AS local vanadium producer Bushveld Mineral rides the wave of increased vanadium demand from China, the London-listed junior is also pegging its hopes on massive upside for the metal in the energy sector.
With a high strength-to-weight ratio, vanadium is a favoured input in steel, particularly in China, which has seen recent revisions to its high-strength rebar standard. While China accounted for 42% of overall vanadium demand in 2017, the tighter construction legislation is expected to lift vanadium demand in the country by 30% over the next ten years.
Considering the price of vanadium price grew 72% in 2016, with another 55% price climb in 2018 to date, Bushveld may well have something to crow about.
But vanadium’s – and Bushveld’s – prospects lie not only in Shanghai’s skyscrapers. Bushveld Minerals CEO, Fortune Mojapelo, said in a webinar on Thursday that the group is also pegging its ambitions on Vanadium Redox Flow Battery (VRFB) technology.
Touted as the most developed flow battery currently used in mass commercial operations, VRFB uses a liquid vanadium electrolyte to store energy in separated storage tanks. This differs from conventional batteries, which store energy in the power cell of the battery. VRFB is expected to account for 20% of overall global vanadium consumption by 2030.
According to Bushveld, several features of VRFB makes the technology ideal for utility-scale, long-duration stationary energy storage applications, particularly across Africa: it has long lifespan cycles, offers the lowest cost per kWh when fully used at least once a day and offers 100% depth of discharge.
Vanadium input costs contribute between 30% and 40% of the cost of the VRFB systems which is convenient if, like Bushveld Minerals, you own a vanadium-producing operation.
Bushveld Minerals’ 84%-owned subsidiary Bushveld Energy is “exclusively” focusing on VRFB technology, said Mojapelo, including marketing the technology and assisting with related project development across Africa.
Its primary objective is to establish a global VRFB supply chain in South Africa, starting with vanadium electrolyte, and it plans to deliver a 450kWh VRFB into Eskom’s Research, Testing and Development facility by the end of this month.
Bushveld Energy CEO and chairperson of the South Africa Energy Storage Association, Mikhail Nikomarov, said a philanthropic angle to Bushveld Energy’s plans for continental penetration of the technology: “We want to unlock the opportunity for the entire industry. We want to be equivalent to open-source IT companies… and whatever business model we create [will] not about trying to give one company an edge over another,” he said.

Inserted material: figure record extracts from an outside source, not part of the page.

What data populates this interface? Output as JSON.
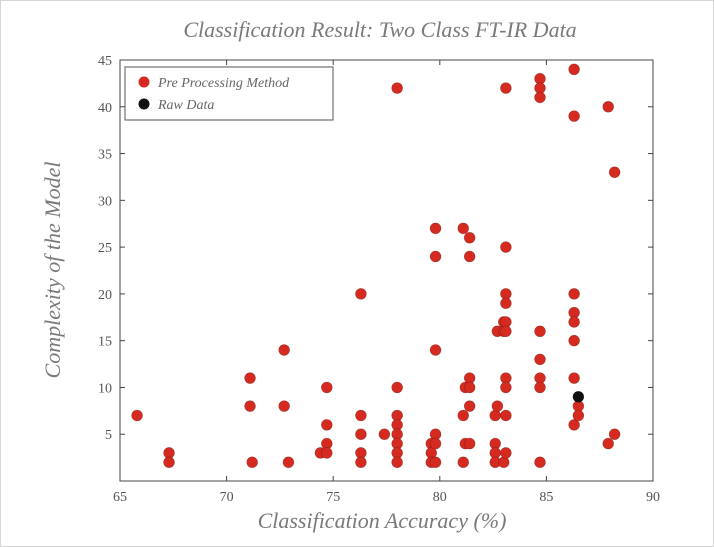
{
  "chart_data": {
    "type": "scatter",
    "title": "Classification Result: Two Class FT-IR Data",
    "xlabel": "Classification Accuracy (%)",
    "ylabel": "Complexity of the Model",
    "xlim": [
      65,
      90
    ],
    "ylim": [
      0,
      45
    ],
    "xticks": [
      65,
      70,
      75,
      80,
      85,
      90
    ],
    "yticks": [
      5,
      10,
      15,
      20,
      25,
      30,
      35,
      40,
      45
    ],
    "grid": false,
    "legend_position": "top-left",
    "series": [
      {
        "name": "Pre Processing Method",
        "color": "#d42a1f",
        "points": [
          [
            65.8,
            7
          ],
          [
            67.3,
            3
          ],
          [
            67.3,
            2
          ],
          [
            71.1,
            11
          ],
          [
            71.1,
            8
          ],
          [
            71.2,
            2
          ],
          [
            72.7,
            14
          ],
          [
            72.7,
            8
          ],
          [
            72.9,
            2
          ],
          [
            74.4,
            3
          ],
          [
            74.7,
            10
          ],
          [
            74.7,
            6
          ],
          [
            74.7,
            4
          ],
          [
            74.7,
            3
          ],
          [
            76.3,
            20
          ],
          [
            76.3,
            7
          ],
          [
            76.3,
            5
          ],
          [
            76.3,
            3
          ],
          [
            76.3,
            2
          ],
          [
            77.4,
            5
          ],
          [
            78.0,
            42
          ],
          [
            78.0,
            10
          ],
          [
            78.0,
            7
          ],
          [
            78.0,
            6
          ],
          [
            78.0,
            5
          ],
          [
            78.0,
            4
          ],
          [
            78.0,
            3
          ],
          [
            78.0,
            2
          ],
          [
            79.6,
            4
          ],
          [
            79.6,
            3
          ],
          [
            79.6,
            2
          ],
          [
            79.8,
            27
          ],
          [
            79.8,
            24
          ],
          [
            79.8,
            14
          ],
          [
            79.8,
            5
          ],
          [
            79.8,
            4
          ],
          [
            79.8,
            2
          ],
          [
            81.1,
            27
          ],
          [
            81.1,
            7
          ],
          [
            81.1,
            2
          ],
          [
            81.2,
            10
          ],
          [
            81.2,
            4
          ],
          [
            81.4,
            26
          ],
          [
            81.4,
            24
          ],
          [
            81.4,
            11
          ],
          [
            81.4,
            10
          ],
          [
            81.4,
            8
          ],
          [
            81.4,
            4
          ],
          [
            82.6,
            7
          ],
          [
            82.6,
            4
          ],
          [
            82.6,
            3
          ],
          [
            82.6,
            2
          ],
          [
            82.7,
            16
          ],
          [
            82.7,
            8
          ],
          [
            83.0,
            17
          ],
          [
            83.0,
            16
          ],
          [
            83.0,
            2
          ],
          [
            83.1,
            42
          ],
          [
            83.1,
            25
          ],
          [
            83.1,
            20
          ],
          [
            83.1,
            19
          ],
          [
            83.1,
            17
          ],
          [
            83.1,
            16
          ],
          [
            83.1,
            11
          ],
          [
            83.1,
            10
          ],
          [
            83.1,
            7
          ],
          [
            83.1,
            3
          ],
          [
            84.7,
            43
          ],
          [
            84.7,
            42
          ],
          [
            84.7,
            41
          ],
          [
            84.7,
            16
          ],
          [
            84.7,
            13
          ],
          [
            84.7,
            11
          ],
          [
            84.7,
            10
          ],
          [
            84.7,
            2
          ],
          [
            86.3,
            44
          ],
          [
            86.3,
            39
          ],
          [
            86.3,
            20
          ],
          [
            86.3,
            18
          ],
          [
            86.3,
            17
          ],
          [
            86.3,
            15
          ],
          [
            86.3,
            11
          ],
          [
            86.3,
            6
          ],
          [
            86.5,
            8
          ],
          [
            86.5,
            7
          ],
          [
            87.9,
            40
          ],
          [
            87.9,
            4
          ],
          [
            88.2,
            33
          ],
          [
            88.2,
            5
          ]
        ]
      },
      {
        "name": "Raw Data",
        "color": "#111111",
        "points": [
          [
            86.5,
            9
          ]
        ]
      }
    ]
  }
}
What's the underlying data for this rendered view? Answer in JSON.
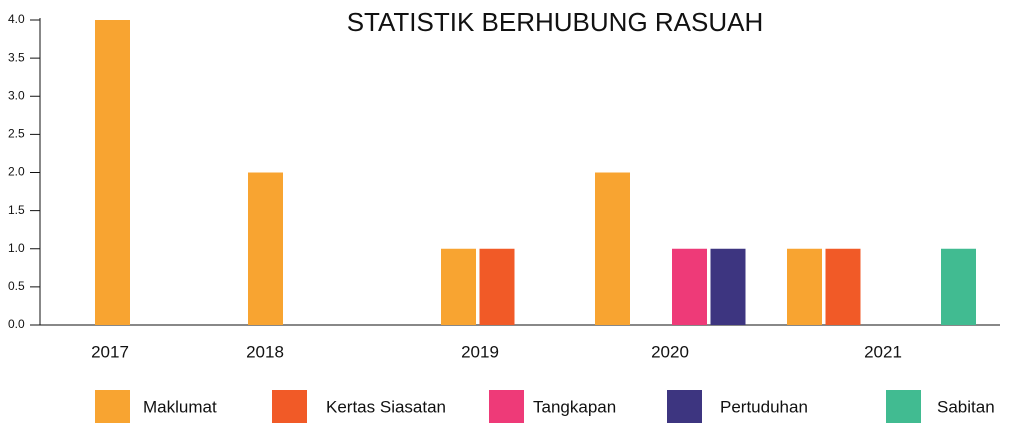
{
  "chart_data": {
    "type": "bar",
    "title": "STATISTIK BERHUBUNG RASUAH",
    "categories": [
      "2017",
      "2018",
      "2019",
      "2020",
      "2021"
    ],
    "series": [
      {
        "name": "Maklumat",
        "color": "#f8a431",
        "values": [
          4,
          2,
          1,
          2,
          1
        ]
      },
      {
        "name": "Kertas Siasatan",
        "color": "#f15a27",
        "values": [
          0,
          0,
          1,
          0,
          1
        ]
      },
      {
        "name": "Tangkapan",
        "color": "#ee3a78",
        "values": [
          0,
          0,
          0,
          1,
          0
        ]
      },
      {
        "name": "Pertuduhan",
        "color": "#3d3580",
        "values": [
          0,
          0,
          0,
          1,
          0
        ]
      },
      {
        "name": "Sabitan",
        "color": "#41bb91",
        "values": [
          0,
          0,
          0,
          0,
          1
        ]
      }
    ],
    "ylim": [
      0,
      4
    ],
    "yticks": [
      {
        "value": 0,
        "label": "0.0"
      },
      0.5,
      {
        "value": 1,
        "label": "1.0"
      },
      1.5,
      {
        "value": 2,
        "label": "2.0"
      },
      2.5,
      {
        "value": 3,
        "label": "3.0"
      },
      3.5,
      {
        "value": 4,
        "label": "4.0"
      }
    ],
    "legend": "bottom"
  }
}
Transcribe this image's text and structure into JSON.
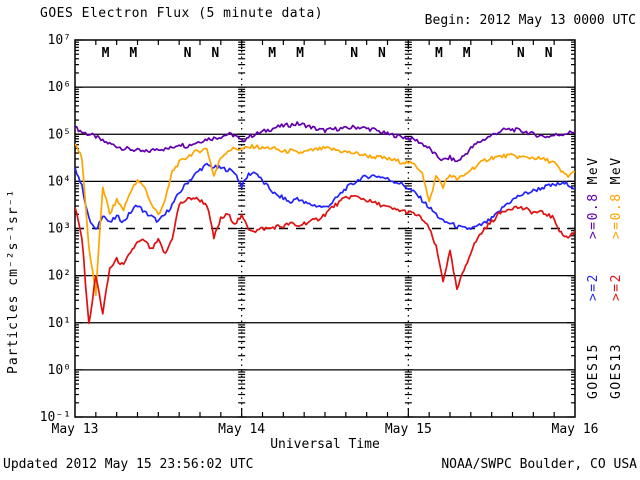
{
  "header": {
    "title": "GOES Electron Flux (5 minute data)",
    "begin_label": "Begin: 2012 May 13 0000 UTC"
  },
  "footer": {
    "updated": "Updated 2012 May 15 23:56:02 UTC",
    "credit": "NOAA/SWPC Boulder, CO USA"
  },
  "y_axis": {
    "label": "Particles cm⁻²s⁻¹sr⁻¹",
    "tick_labels": [
      "10⁷",
      "10⁶",
      "10⁵",
      "10⁴",
      "10³",
      "10²",
      "10¹",
      "10⁰",
      "10⁻¹"
    ],
    "tick_exponents": [
      7,
      6,
      5,
      4,
      3,
      2,
      1,
      0,
      -1
    ]
  },
  "x_axis": {
    "label": "Universal Time",
    "tick_labels": [
      "May 13",
      "May 14",
      "May 15",
      "May 16"
    ],
    "tick_hours": [
      0,
      24,
      48,
      72
    ],
    "minor_tick_step_hours": 3
  },
  "legend": {
    "goes15": {
      "sat": "GOES15",
      "e2": ">=2",
      "e08": ">=0.8",
      "unit": "MeV"
    },
    "goes13": {
      "sat": "GOES13",
      "e2": ">=2",
      "e08": ">=0.8",
      "unit": "MeV"
    }
  },
  "colors": {
    "goes15_e08": "#6200ae",
    "goes15_e2": "#2222ff",
    "goes13_e08": "#ffa500",
    "goes13_e2": "#e01010",
    "axis": "#000000",
    "background": "#ffffff"
  },
  "satellite_markers": {
    "labels": [
      "M",
      "M",
      "N",
      "N"
    ],
    "color_keys": [
      "goes13_e2",
      "goes15_e2",
      "goes13_e2",
      "goes15_e2"
    ],
    "hours_within_day": [
      4.4,
      8.4,
      16.2,
      20.2
    ],
    "days": 3
  },
  "chart_data": {
    "type": "line",
    "title": "GOES Electron Flux (5 minute data)",
    "xlabel": "Universal Time",
    "ylabel": "Particles cm⁻²s⁻¹sr⁻¹",
    "x_unit": "hours since 2012 May 13 0000 UTC",
    "x_range": [
      0,
      72
    ],
    "x_sample_step_hours": 1,
    "y_scale": "log10",
    "y_range": [
      0.1,
      10000000
    ],
    "grid": "horizontal-decades",
    "grid_exponents_solid": [
      6,
      5,
      4,
      2,
      1,
      0
    ],
    "threshold_dashed_exponent": 3,
    "day_boundary_hours": [
      24,
      48
    ],
    "legend_position": "right-rotated",
    "series": [
      {
        "name": "GOES15 >=0.8 MeV",
        "satellite": "GOES15",
        "channel": ">=0.8 MeV",
        "color_key": "goes15_e08",
        "values": [
          140000,
          112000,
          100000,
          89000,
          71000,
          63000,
          56000,
          50000,
          48000,
          45000,
          42000,
          45000,
          50000,
          48000,
          52000,
          63000,
          56000,
          63000,
          71000,
          79000,
          83000,
          89000,
          100000,
          95000,
          71000,
          89000,
          100000,
          112000,
          126000,
          141000,
          151000,
          158000,
          166000,
          158000,
          141000,
          126000,
          120000,
          126000,
          132000,
          132000,
          141000,
          141000,
          132000,
          126000,
          112000,
          100000,
          95000,
          89000,
          83000,
          76000,
          63000,
          50000,
          35000,
          28000,
          32000,
          26000,
          35000,
          50000,
          66000,
          79000,
          95000,
          112000,
          126000,
          126000,
          120000,
          112000,
          100000,
          93000,
          89000,
          95000,
          100000,
          107000,
          112000
        ]
      },
      {
        "name": "GOES15 >=2 MeV",
        "satellite": "GOES15",
        "channel": ">=2 MeV",
        "color_key": "goes15_e2",
        "values": [
          20000,
          7900,
          1600,
          890,
          2000,
          1300,
          1800,
          1400,
          2200,
          3200,
          2200,
          1800,
          1400,
          2000,
          3200,
          5600,
          8900,
          12600,
          17800,
          22400,
          20000,
          19000,
          17800,
          15800,
          7900,
          14100,
          15800,
          10000,
          7100,
          5000,
          4500,
          3500,
          4500,
          3500,
          3200,
          3000,
          2800,
          3500,
          5000,
          7100,
          8900,
          11200,
          12600,
          13200,
          12600,
          11200,
          10000,
          8900,
          7100,
          5600,
          4000,
          2800,
          2000,
          1400,
          1300,
          1100,
          1000,
          1000,
          1100,
          1300,
          1600,
          2200,
          3200,
          4000,
          5000,
          5600,
          6300,
          7100,
          7900,
          8300,
          8900,
          8900,
          7100
        ]
      },
      {
        "name": "GOES13 >=0.8 MeV",
        "satellite": "GOES13",
        "channel": ">=0.8 MeV",
        "color_key": "goes13_e08",
        "values": [
          63000,
          32000,
          400,
          40,
          7900,
          2000,
          4000,
          2500,
          6300,
          10000,
          7900,
          3200,
          2000,
          4000,
          16000,
          25000,
          32000,
          40000,
          45000,
          50000,
          13000,
          32000,
          45000,
          50000,
          48000,
          52000,
          56000,
          50000,
          52000,
          48000,
          42000,
          45000,
          40000,
          42000,
          45000,
          48000,
          50000,
          48000,
          45000,
          42000,
          40000,
          38000,
          35000,
          33000,
          32000,
          30000,
          28000,
          26000,
          25000,
          22000,
          16000,
          3500,
          13000,
          7900,
          14000,
          11000,
          13000,
          18000,
          22000,
          28000,
          32000,
          33000,
          35000,
          35000,
          33000,
          32000,
          32000,
          30000,
          28000,
          25000,
          16000,
          13000,
          16000
        ]
      },
      {
        "name": "GOES13 >=2 MeV",
        "satellite": "GOES13",
        "channel": ">=2 MeV",
        "color_key": "goes13_e2",
        "values": [
          2800,
          630,
          9,
          100,
          16,
          140,
          220,
          160,
          320,
          500,
          560,
          350,
          560,
          280,
          630,
          3200,
          4000,
          4500,
          4000,
          3200,
          630,
          1600,
          2000,
          1300,
          1800,
          1000,
          890,
          1000,
          1000,
          1100,
          1100,
          1300,
          1100,
          1300,
          1400,
          1600,
          2000,
          2800,
          3500,
          4500,
          4800,
          4500,
          4000,
          3500,
          3200,
          2800,
          2500,
          2400,
          2200,
          2000,
          1600,
          1000,
          400,
          79,
          320,
          50,
          130,
          320,
          630,
          1000,
          1400,
          2000,
          2500,
          2800,
          2800,
          2500,
          2200,
          2200,
          2000,
          1600,
          790,
          630,
          890
        ]
      }
    ]
  }
}
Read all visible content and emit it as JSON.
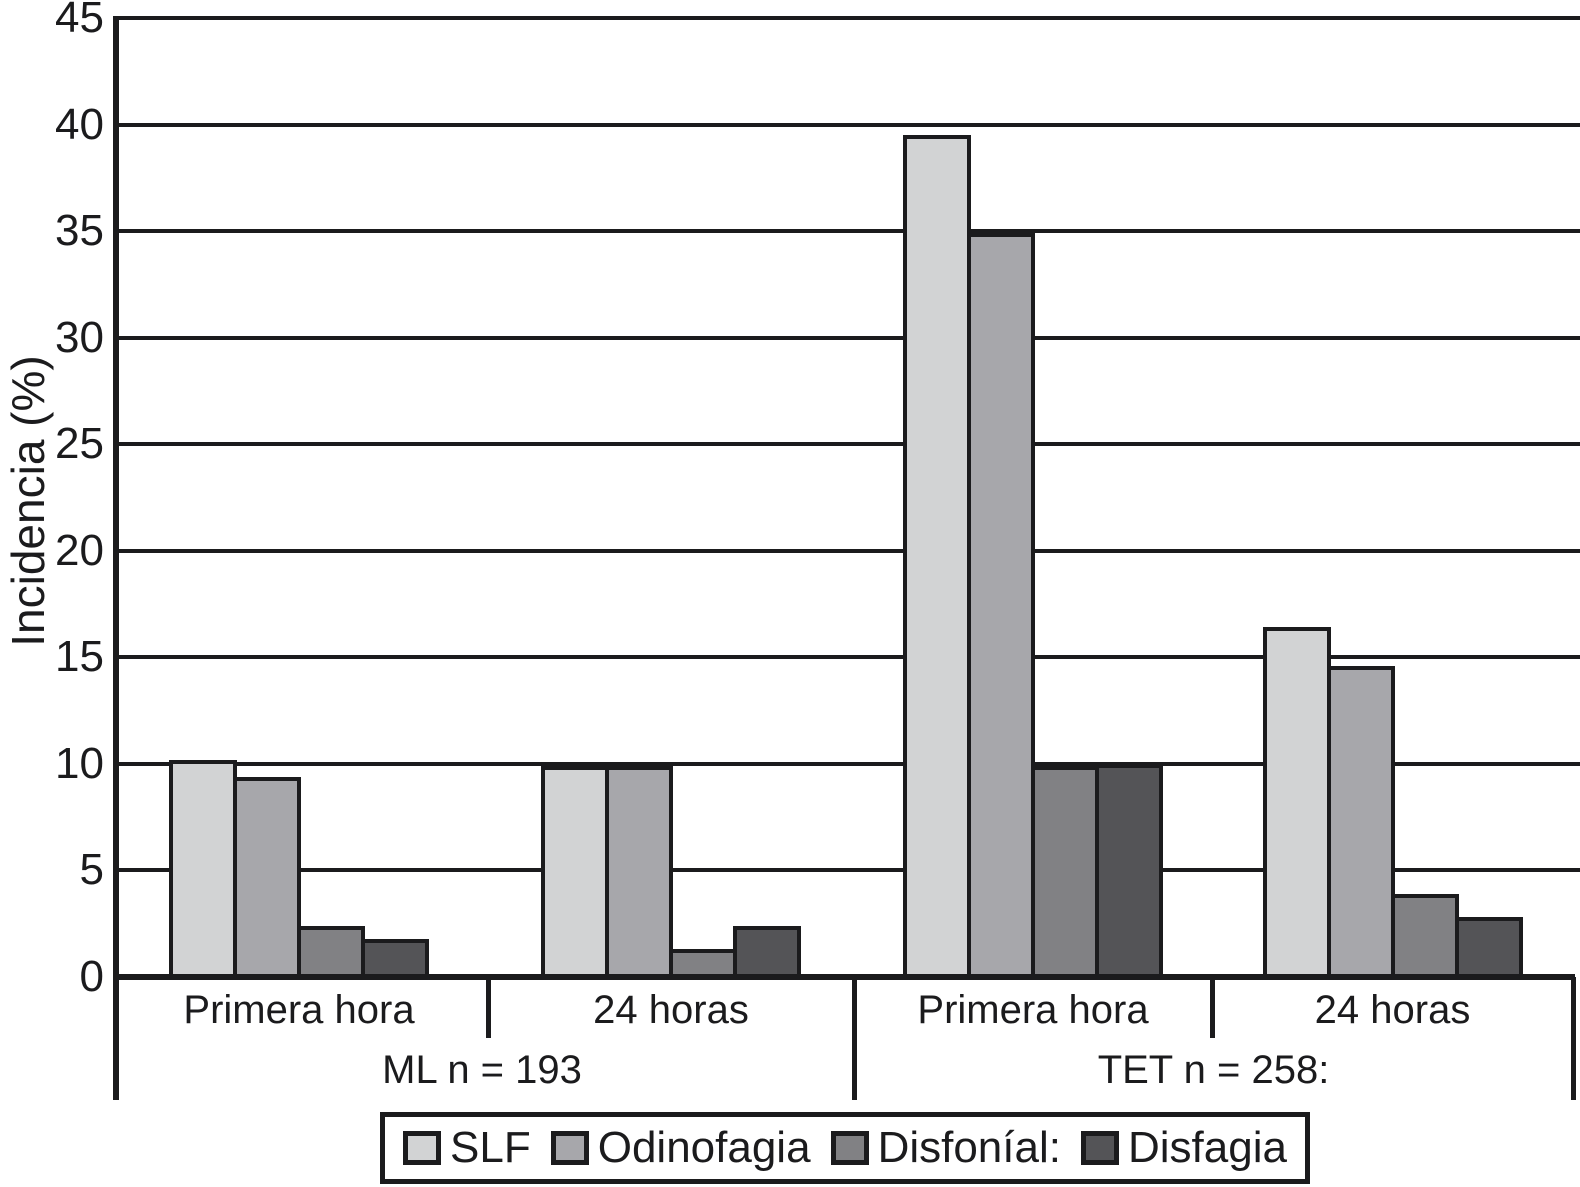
{
  "chart_data": {
    "type": "bar",
    "title": "",
    "xlabel": "",
    "ylabel": "Incidencia (%)",
    "ylim": [
      0,
      45
    ],
    "yticks": [
      45,
      40,
      35,
      30,
      25,
      20,
      15,
      10,
      5,
      0
    ],
    "grid": "horizontal",
    "legend_position": "bottom",
    "line_color": "#1b1b1d",
    "background_color": "#ffffff",
    "series": [
      {
        "name": "SLF",
        "color": "#d2d3d4"
      },
      {
        "name": "Odinofagia",
        "color": "#a7a7ab"
      },
      {
        "name": "Disfoníal:",
        "color": "#818184"
      },
      {
        "name": "Disfagia",
        "color": "#545457"
      }
    ],
    "groups": [
      {
        "label": "ML n = 193",
        "subgroups": [
          {
            "label": "Primera hora",
            "values": [
              10.2,
              9.4,
              2.4,
              1.8
            ]
          },
          {
            "label": "24 horas",
            "values": [
              9.9,
              9.9,
              1.3,
              2.4
            ]
          }
        ]
      },
      {
        "label": "TET n = 258:",
        "subgroups": [
          {
            "label": "Primera hora",
            "values": [
              39.5,
              34.9,
              9.9,
              10.0
            ]
          },
          {
            "label": "24 horas",
            "values": [
              16.4,
              14.6,
              3.9,
              2.8
            ]
          }
        ]
      }
    ]
  }
}
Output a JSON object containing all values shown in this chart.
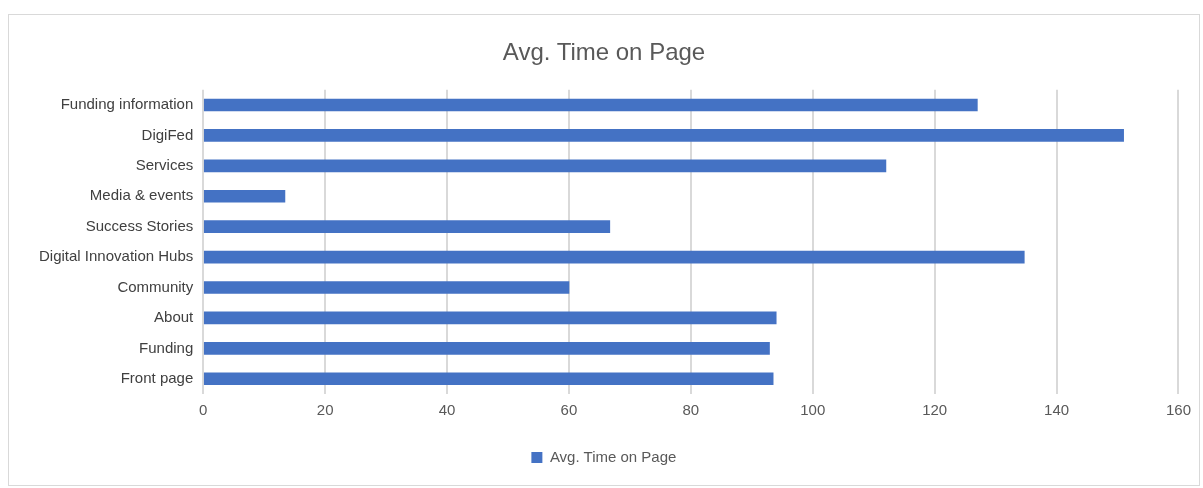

Mojapelo dismissed current threats of vanadium substitution, saying short-term switches between vanadium and niobium – the metal’s nearest replacement – in steelmaking was not practical, given the required technical adjustments required in steel plants
“The price elasticity of vanadium in steel suggests some capacity to absorb significant upswings in vanadium prices. At current prices, substitution risks, while real, are not considered large, although sustained higher vanadium prices will magnify these risks.”
South African vanadium producers are also poised to benefit from a current global supply deficit and the fact that South Africa has primary high-grade vanadium operations as opposed to operationally costly co-production operations seen elsewhere in the world.
The market agrees with the company’s strategy. Following the release of robust first-quarter results last week, Bushveld Minerals’ share price hit a 52-week high of 23.03p on Tuesday, putting its market capitalisation at a stout £248m.
Bushveld is currently in the second phase of an expansion project at its Vametco vanadium mine, which will boost the project’s output capacity from 3,035 t/y to 3,750 t/y.
The company is currently also in talks with the Department of Mineral Resources over the awarding of a new order mining right for the 300 million-ton Mokopane vanadium project, in Limpopo.